6 // Love You Juliet

314 31 80
                                    

Yeeun bir kaşık çikolatayı hırsla aldı.

Jackson,Seungyeon ve Jaebum kapıdan korku dolu gözlerle onu izliyorlardı.

Yeeun 1997 yapımı bir romantik komedi ve bir kavanoz erimiş çikolata yiyip ergen ve aşık kızlar gibi davranmıyordu hayır.

Ve bu kesinlikle bir haftadır da böyle devam etmiyordu, asla.

Jackson, Seungyeon'u dürttü.

"Onunla sen konuş."

"Son seferde ben konuşmuştum. Sıra sende hatırlarsan!"

"Hiç bir şey öğrenememiştin. Beceriksizsin sen!"

"Bak sen! Asıl beceriksiz sensin!"

"Jaebum Hyung. Sen konuş."

"Bana anlatmaz. Hem iki gün önce sıra bendeydi. Beni en sevdiği rujlarını fırlatarak kovalamıştı."

"Evet. Jaebum Oppa haklı. Sıra sende Jackson."

"Ne? Hayır tabiki! Bakın- Ha-hayır!"

İkisi tarafından bir anda içeri itilse de Yeeun bakmamıştı bile.

"Eee, Yeeun aca-"

"Susar mısın Melanie ne diyor duyamıyorum."

"Ah. Peki!"

"Martin'in repliğini kaçırdım. Tam da 'Beyaz Atların Kahverengi Atlara göre daha sofistike ve entelektüel olduğu'yla ilgili sanatsal bir monolog yapıyordu!"

"Hadi ama! Ne kadar sanatsal olabilir ki!"

"Senin kafanın almayacağı kadar Sarı Kafa. Sesini kes."

Jackson derin nefes aldı. 'Pekala. Beni buna mecbur bıraktın.'

Ayak baş parmağını laptopun güç düğmesine bastırdı ve şarj kablosunu çıkardı.

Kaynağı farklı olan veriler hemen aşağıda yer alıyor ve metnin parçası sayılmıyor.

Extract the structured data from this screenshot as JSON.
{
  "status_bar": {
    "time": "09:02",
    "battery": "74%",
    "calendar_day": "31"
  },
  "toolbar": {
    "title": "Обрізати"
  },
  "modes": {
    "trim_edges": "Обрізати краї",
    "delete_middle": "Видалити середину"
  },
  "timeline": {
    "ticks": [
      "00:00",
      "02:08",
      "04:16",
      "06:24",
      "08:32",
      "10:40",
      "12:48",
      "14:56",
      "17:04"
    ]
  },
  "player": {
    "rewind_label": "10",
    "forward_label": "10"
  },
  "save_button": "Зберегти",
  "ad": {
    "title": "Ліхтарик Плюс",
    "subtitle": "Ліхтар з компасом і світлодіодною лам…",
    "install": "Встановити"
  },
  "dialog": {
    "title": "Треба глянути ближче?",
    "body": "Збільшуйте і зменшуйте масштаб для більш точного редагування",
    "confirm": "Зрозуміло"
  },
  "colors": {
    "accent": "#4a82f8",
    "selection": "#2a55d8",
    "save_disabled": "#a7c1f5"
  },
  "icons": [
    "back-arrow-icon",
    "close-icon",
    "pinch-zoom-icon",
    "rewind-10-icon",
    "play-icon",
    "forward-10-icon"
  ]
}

"Bana bak Asosyal Gül. Şimdi o battaniyeyi atıyor,erimiş çikolatanı en yakın çöpe bağışlıyor, akmış makyajını ve korku tünelinden fırlamış saç modelini düzeltiyorsun. Ve bunlar için sadece 10 dakika veriyorum. Sonra burada konuşuyoruz!"

'Vay vanına.' Jackson ilk defa bu kadar ciddi ve otoriterdi. Ve bu... Harika hissettiriyordu!

Yeeun ona şaşkın şaşkın baktıktan on saniye sonra dediklerini yapmanın kendi yararına olacağını sezmiş gibi, ilk olarak battaniyesini bıraktı.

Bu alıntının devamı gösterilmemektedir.